Continued elsewhere

I've decided to abandon this blog in favor of a newer, more experimental hypertext form of writing. Come over and see the new place.

Monday, September 02, 2013

Labor Day Nonpost

Labor Day is a day when laborers are not supposed to labor. It is an artificial holiday, created explicitly to separate US labor from the international labor movement, which still celebrates on May 1. Since I am now a member of the blogging proletariat, this particular post is excusing itself from the task of making a point, and is going to ramble and drop links.

I Believe in America

Labor Day Is a Scam To Keep You Poor and Miserable Forever

Developers are the Autoworkers of our Generation (Hacker News discussion_)

Tech CEO autistically offers to automate someone’s job away

The discussion on that last one got me thinking…A good developer is constantly automating the boring parts of their job so they can focus on the more interesting parts. What is a compiler, or a continuous-integration server, but a way for developers to spend less time on repetitive tasks?

It is always striking to me how much software has improved in this respect, and how little. Yes, tools like Wordpress make it possible to set up a website in minutes, where it would have taken a month or so in the past. But the basic tasks of coding don’t seem any easier. Languages have not improved much in the 30+ years I have been doing this professionally, nor have editors or debugging tools (actually things have gotten quite a bit worse since the peak of powerful programming environments, the Lisp Machine, but that is a flame for another day). Revision control systems have improved, but not radically. You’d think we’d have systems that could go from intention to powerful software engine almost instantaneously by now, but no, it’s still an incredibly tedious process. Software seems stuck on a plateau, which is good news I guess for us developers, we just haven’t made ourselves as obsolete as we should have.

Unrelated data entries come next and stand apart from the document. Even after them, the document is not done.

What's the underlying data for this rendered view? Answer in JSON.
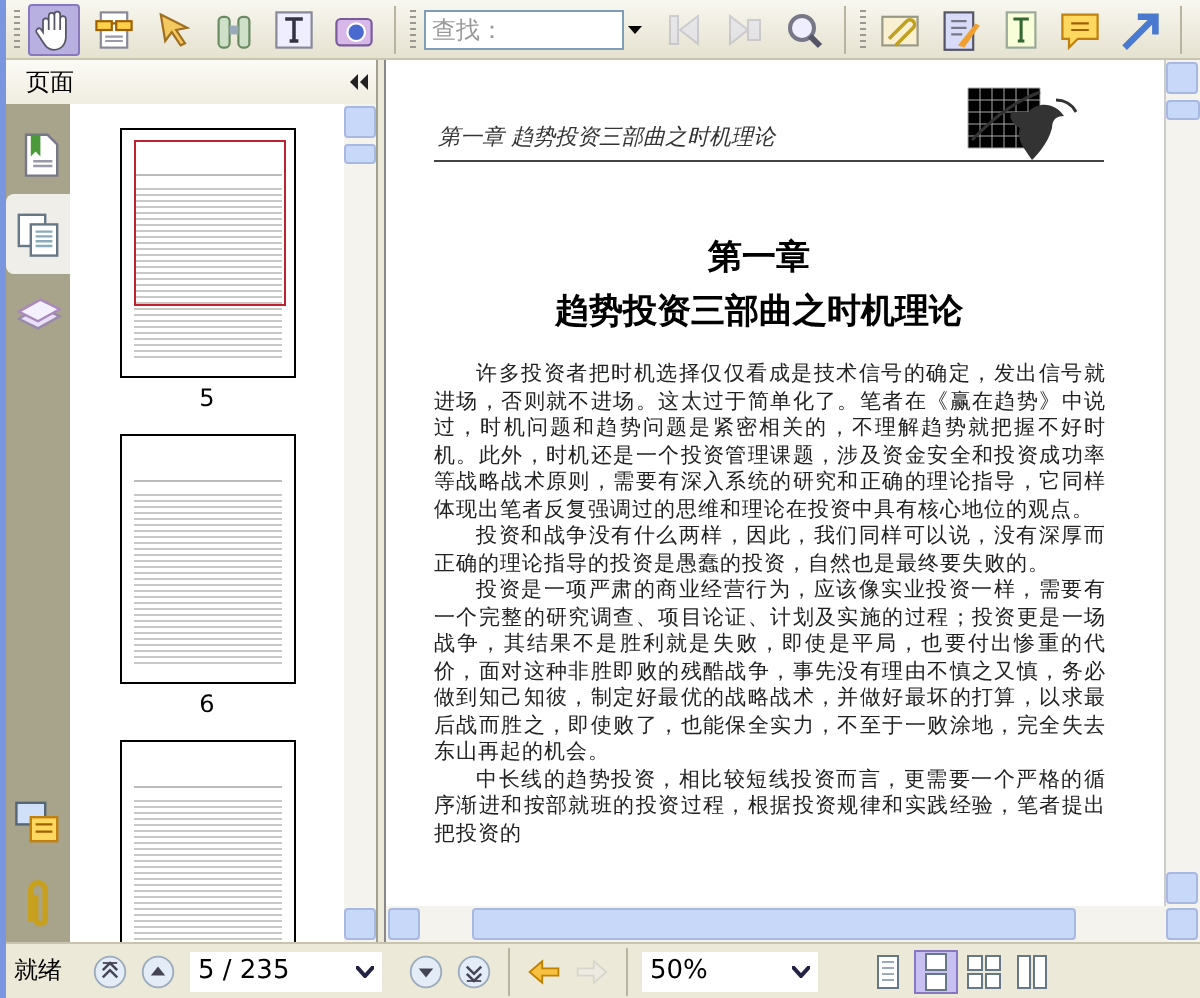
{
  "toolbar": {
    "tools": [
      {
        "selected": true
      },
      {
        "selected": false
      },
      {
        "selected": false
      },
      {
        "selected": false
      },
      {
        "selected": false
      },
      {
        "selected": false
      }
    ],
    "search": {
      "placeholder": "查找："
    },
    "search_buttons": [
      {
        "disabled": true
      },
      {
        "disabled": true
      },
      {
        "disabled": false
      }
    ],
    "annotation_tools": [
      {
        "selected": false
      },
      {
        "selected": false
      },
      {
        "selected": false
      },
      {
        "selected": false
      },
      {
        "selected": false
      }
    ]
  },
  "side_panel": {
    "title": "页面",
    "tabs": [
      {
        "selected": false
      },
      {
        "selected": true
      },
      {
        "selected": false
      },
      {
        "selected": false
      },
      {
        "selected": false
      }
    ],
    "thumbnails": [
      {
        "label": "5",
        "selected": true
      },
      {
        "label": "6",
        "selected": false
      },
      {
        "selected": false
      }
    ]
  },
  "document": {
    "running_head": "第一章  趋势投资三部曲之时机理论",
    "chapter": "第一章",
    "chapter_title": "趋势投资三部曲之时机理论",
    "paragraphs": [
      "许多投资者把时机选择仅仅看成是技术信号的确定，发出信号就进场，否则就不进场。这太过于简单化了。笔者在《赢在趋势》中说过，时机问题和趋势问题是紧密相关的，不理解趋势就把握不好时机。此外，时机还是一个投资管理课题，涉及资金安全和投资成功率等战略战术原则，需要有深入系统的研究和正确的理论指导，它同样体现出笔者反复强调过的思维和理论在投资中具有核心地位的观点。",
      "投资和战争没有什么两样，因此，我们同样可以说，没有深厚而正确的理论指导的投资是愚蠢的投资，自然也是最终要失败的。",
      "投资是一项严肃的商业经营行为，应该像实业投资一样，需要有一个完整的研究调查、项目论证、计划及实施的过程；投资更是一场战争，其结果不是胜利就是失败，即使是平局，也要付出惨重的代价，面对这种非胜即败的残酷战争，事先没有理由不慎之又慎，务必做到知己知彼，制定好最优的战略战术，并做好最坏的打算，以求最后战而胜之，即使败了，也能保全实力，不至于一败涂地，完全失去东山再起的机会。",
      "中长线的趋势投资，相比较短线投资而言，更需要一个严格的循序渐进和按部就班的投资过程，根据投资规律和实践经验，笔者提出把投资的"
    ]
  },
  "status_bar": {
    "status": "就绪",
    "nav_buttons": [
      {
        "disabled": false
      },
      {
        "disabled": false
      },
      {
        "disabled": false
      },
      {
        "disabled": false
      }
    ],
    "page": "5 / 235",
    "history": [
      {
        "disabled": false
      },
      {
        "disabled": true
      }
    ],
    "zoom": "50%",
    "view_modes": [
      {
        "selected": false
      },
      {
        "selected": true
      },
      {
        "selected": false
      },
      {
        "selected": false
      }
    ]
  }
}
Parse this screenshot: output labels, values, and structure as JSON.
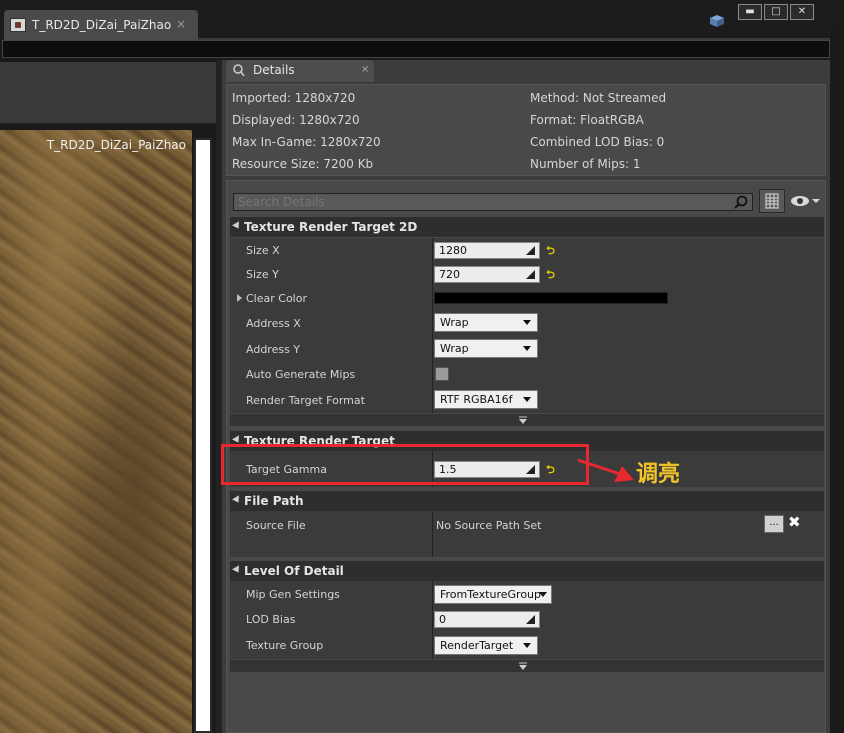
{
  "document_tab": {
    "title": "T_RD2D_DiZai_PaiZhao",
    "close_glyph": "×"
  },
  "window_buttons": {
    "minimize": "▬",
    "maximize": "□",
    "close": "✕"
  },
  "viewport": {
    "title": "T_RD2D_DiZai_PaiZhao"
  },
  "details_tab": {
    "label": "Details",
    "close_glyph": "×"
  },
  "info": {
    "imported": "Imported: 1280x720",
    "displayed": "Displayed: 1280x720",
    "max_in_game": "Max In-Game: 1280x720",
    "resource_size": "Resource Size: 7200 Kb",
    "method": "Method: Not Streamed",
    "format": "Format: FloatRGBA",
    "combined_lod_bias": "Combined LOD Bias: 0",
    "number_of_mips": "Number of Mips: 1"
  },
  "search": {
    "placeholder": "Search Details"
  },
  "sections": {
    "trt2d": {
      "title": "Texture Render Target 2D",
      "size_x_label": "Size X",
      "size_x_value": "1280",
      "size_y_label": "Size Y",
      "size_y_value": "720",
      "clear_color_label": "Clear Color",
      "address_x_label": "Address X",
      "address_x_value": "Wrap",
      "address_y_label": "Address Y",
      "address_y_value": "Wrap",
      "auto_mips_label": "Auto Generate Mips",
      "format_label": "Render Target Format",
      "format_value": "RTF RGBA16f"
    },
    "trt": {
      "title": "Texture Render Target",
      "gamma_label": "Target Gamma",
      "gamma_value": "1.5"
    },
    "file_path": {
      "title": "File Path",
      "source_label": "Source File",
      "source_value": "No Source Path Set",
      "browse_label": "..."
    },
    "lod": {
      "title": "Level Of Detail",
      "mip_gen_label": "Mip Gen Settings",
      "mip_gen_value": "FromTextureGroup",
      "lod_bias_label": "LOD Bias",
      "lod_bias_value": "0",
      "texture_group_label": "Texture Group",
      "texture_group_value": "RenderTarget"
    }
  },
  "annotation": {
    "text": "调亮",
    "color": "#e8282f"
  },
  "reset_glyph": "⮌",
  "clear_glyph": "✖"
}
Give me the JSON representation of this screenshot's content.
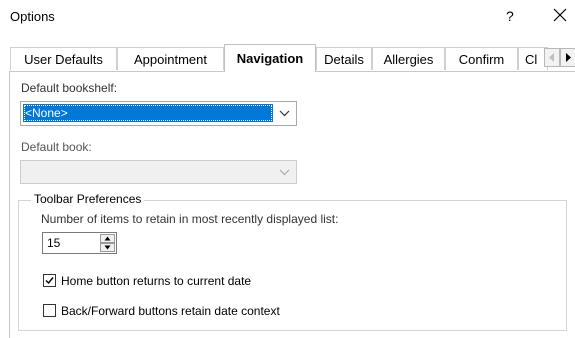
{
  "window": {
    "title": "Options",
    "help_label": "?",
    "close_icon": "close-icon"
  },
  "tabs": [
    {
      "label": "User Defaults",
      "active": false
    },
    {
      "label": "Appointment",
      "active": false
    },
    {
      "label": "Navigation",
      "active": true
    },
    {
      "label": "Details",
      "active": false
    },
    {
      "label": "Allergies",
      "active": false
    },
    {
      "label": "Confirm",
      "active": false
    },
    {
      "label": "Cl",
      "active": false
    }
  ],
  "navigation": {
    "default_bookshelf_label": "Default bookshelf:",
    "default_bookshelf_value": "<None>",
    "default_book_label": "Default book:",
    "default_book_value": "",
    "toolbar_group_title": "Toolbar Preferences",
    "retain_items_label": "Number of items to retain in most recently displayed list:",
    "retain_items_value": "15",
    "home_button_label": "Home button returns to current date",
    "home_button_checked": true,
    "back_forward_label": "Back/Forward buttons retain date context",
    "back_forward_checked": false
  },
  "colors": {
    "selection": "#0078d7",
    "border": "#a9a9a9"
  }
}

Of course the real money is in automating other people’s jobs. That is happening and I believe will accelerate in the next decade, which would cause labor unrest and a resurgence of Luddism if people had any guts, but mostly they don’t. Of course this has been happening for a long time:
The bourgeoisie cannot exist without constantly revolutionising the instruments of production, and thereby the relations of production, and with them the whole relations of society. ... Constant revolutionising of production, uninterrupted disturbance of all social conditions, everlasting uncertainty and agitation distinguish the bourgeois epoch from all earlier ones. All fixed, fast-frozen relations, with their train of ancient and venerable prejudices and opinions, are swept away, all new-formed ones become antiquated before they can ossify. All that is solid melts into air, all that is holy is profaned, and man is at last compelled to face with sober senses, his real conditions of life, and his relations with his kind.

– Marx & Engels, The Communist Manifesto (1848) (and no, I am not a Marxist but I am very fond of this passage)
The developer/entrepeneur/VC nexus is like the Victorian bourgeois raised to the nth power. Move fast and break things! If the old labor and socialist movements were a response to the rise of industry and the destruction of traditional ways of life, well, we are still waiting for an adequate political solution to the social churn caused by software.

Mitigating the effects of accelerating technological change doesn't sound so hard in theory. I don’t have any trouble imagining what that response should be. The goal is to have a world where the creative entrepreneurial spirit can thrive, but without the side-effects of destroying people's lives.  How about for instance: a guaranteed minimal income; changing our model of education from its industrial model to one of continuous learning; greater wealth equality and more democratic workplace cultures? All good ideas, but with essentially no chance of happening given the currently broken political system.

As a software person I feel our field should have some social responsibility for these issues – given how much we are damaging people’s livelihoods, we should also be working on the fixes. However, we don’t really have the talent or inclination.

Perhaps that is changing. Software may be eating the world, but as it does it gets changed in turn. The more artists, activists, and other people who are not in the generic tech-nerd mold get involved with software, the better (and I say that as pretty much a generic tech-nerd myself). The more important software is, the more important it is that it reflect the full spectrum of human needs, desires, and abilities, not merely the narrow parts of that it currently serves.

Previously. Also there are some obvious links between this topic and my recent guest post on I/Thou, the explicating of which is left as an exercise for the reader.

Some work songs (Spotify link).

And I should add that I have almost no personal complaints about my current employment, at least, none that have to do with this post. I'm pretty firmly in the camp of eaters rather than eaten and hope to stay that way.

1 comment:

scw said...

"Labor Day is a day when laborers are not supposed to labor. It is an artificial holiday, created explicitly to separate US labor from the international labor movement, which still celebrates on May 1"

Canada observes Labour Day on the first Monday in September:

http://www.timeanddate.com/holidays/canada/labour-day

Assuming you are still in the United States, Canada ought to count as "international."